Les humains cherchent à blâmer quelqu’un pour des événements indépendants de la volonté de quiconque. Il est bien plus facile d’imputer la disparition des emplois manufacturiers américains à la Chine qu’aux consommateurs nationaux et à l’automatisation. Le déficit commercial bilatéral des États-Unis en matière de biens avec la Chine ne représente que 1 pour cent du PIB. Le déficit global des États-Unis en matière de biens s’élève à environ 4 pour cent du PIB juste après la crise financière de 2008. Si cela était éliminé (ce qui est probablement impossible, compte tenu de la compétitivité américaine dans le domaine des services et des forces macroéconomiques à l’origine des déficits commerciaux américains), cela augmenterait effectivement la production intérieure de biens (vraisemblablement au détriment des services). Mais tout au plus cela pourrait-il permettre de ramener la part de l’emploi aux niveaux d’il y a dix ou vingt ans.
En fait, comme le montre Lawrence dans un autre article pour le PIIE, « Les États-Unis connaissent-ils une renaissance manufacturière qui stimulera la classe moyenne ? », même la loi sur la réduction de l’inflation de Biden n’a fait qu’entraîner une nouvelle « baisse constante de la part de l’emploi manufacturier dans l’emploi non agricole ». Les tarifs douaniers de Trump n’apporteront probablement rien de plus. Après tout, les pays asiatiques riches ayant des excédents commerciaux dans le secteur manufacturier voient également leur part des emplois dans ce secteur diminuer.

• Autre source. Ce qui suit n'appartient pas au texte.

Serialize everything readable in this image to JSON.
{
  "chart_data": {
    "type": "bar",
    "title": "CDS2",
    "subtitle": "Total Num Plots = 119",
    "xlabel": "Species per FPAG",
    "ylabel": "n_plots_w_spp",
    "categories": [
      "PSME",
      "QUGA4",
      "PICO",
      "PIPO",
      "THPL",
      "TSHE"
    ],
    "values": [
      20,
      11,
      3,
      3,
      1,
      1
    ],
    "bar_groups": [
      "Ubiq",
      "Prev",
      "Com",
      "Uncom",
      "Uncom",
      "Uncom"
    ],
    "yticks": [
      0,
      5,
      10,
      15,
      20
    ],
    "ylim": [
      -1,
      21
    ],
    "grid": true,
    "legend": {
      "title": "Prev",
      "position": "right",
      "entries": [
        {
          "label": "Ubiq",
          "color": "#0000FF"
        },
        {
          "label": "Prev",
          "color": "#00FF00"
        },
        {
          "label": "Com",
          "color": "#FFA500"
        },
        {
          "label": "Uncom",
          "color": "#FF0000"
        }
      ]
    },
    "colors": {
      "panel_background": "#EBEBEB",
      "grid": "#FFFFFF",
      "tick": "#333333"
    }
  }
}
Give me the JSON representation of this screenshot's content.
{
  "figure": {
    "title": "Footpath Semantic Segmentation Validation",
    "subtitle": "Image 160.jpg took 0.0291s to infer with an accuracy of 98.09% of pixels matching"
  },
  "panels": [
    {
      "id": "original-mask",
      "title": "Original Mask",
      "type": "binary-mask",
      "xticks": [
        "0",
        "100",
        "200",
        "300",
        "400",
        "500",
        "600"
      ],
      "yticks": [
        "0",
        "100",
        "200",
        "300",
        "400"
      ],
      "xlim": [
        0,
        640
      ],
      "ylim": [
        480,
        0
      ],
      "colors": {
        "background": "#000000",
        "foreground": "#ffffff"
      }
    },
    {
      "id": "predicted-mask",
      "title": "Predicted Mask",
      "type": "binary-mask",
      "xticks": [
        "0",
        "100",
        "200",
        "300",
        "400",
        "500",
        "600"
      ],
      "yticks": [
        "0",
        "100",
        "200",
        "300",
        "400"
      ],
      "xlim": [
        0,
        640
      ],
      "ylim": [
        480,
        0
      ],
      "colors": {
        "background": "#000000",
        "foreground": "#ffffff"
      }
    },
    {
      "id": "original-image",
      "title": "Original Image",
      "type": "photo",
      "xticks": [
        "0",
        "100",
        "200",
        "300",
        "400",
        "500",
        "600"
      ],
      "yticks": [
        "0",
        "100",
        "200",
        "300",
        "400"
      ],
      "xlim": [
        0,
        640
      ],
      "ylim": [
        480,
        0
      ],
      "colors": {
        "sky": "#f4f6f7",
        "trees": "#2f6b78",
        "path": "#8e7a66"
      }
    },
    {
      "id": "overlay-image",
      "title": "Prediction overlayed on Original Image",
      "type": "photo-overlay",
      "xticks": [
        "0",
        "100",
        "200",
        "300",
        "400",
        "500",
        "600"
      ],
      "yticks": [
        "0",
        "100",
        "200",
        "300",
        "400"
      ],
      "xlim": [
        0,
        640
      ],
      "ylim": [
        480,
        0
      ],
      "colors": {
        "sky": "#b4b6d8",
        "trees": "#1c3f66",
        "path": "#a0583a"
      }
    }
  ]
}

Cela ne veut pas dire qu’il n’y a pas de problèmes importants dans la production et le commerce des produits manufacturés. Certains produits manufacturés sont en effet vitaux pour la sécurité nationale. La capacité de produire certains produits manufacturés peut également générer d’importantes externalités pour l’économie. Pour autant, l’idée selon laquelle ces secteurs sont manifestement plus importants que dans d’autres secteurs – les logiciels par exemple – est absurde. De même, à mesure que la structure de l’économie évolue, les individus ont besoin d’aide pour acquérir de nouvelles compétences. L’absence de marché dans la création de capital humain est une défaillance du marché qui justifie une intervention.
La fétichisation de l’industrie ne peut pas restaurer l’ancienne main-d’œuvre. Pire encore, les tarifs douaniers de Trump non seulement ne parviendront pas à atteindre cet objectif, mais entraîneront également d’autres effets secondaires néfastes. Et surtout, ils créeront un conflit entre les effets des tarifs douaniers, l’expulsion prévue de millions d’immigrés illégaux et les réductions d’impôts prévues. Les conséquences sur la stabilité politique et économique feront l’objet de la chronique de la semaine prochaine.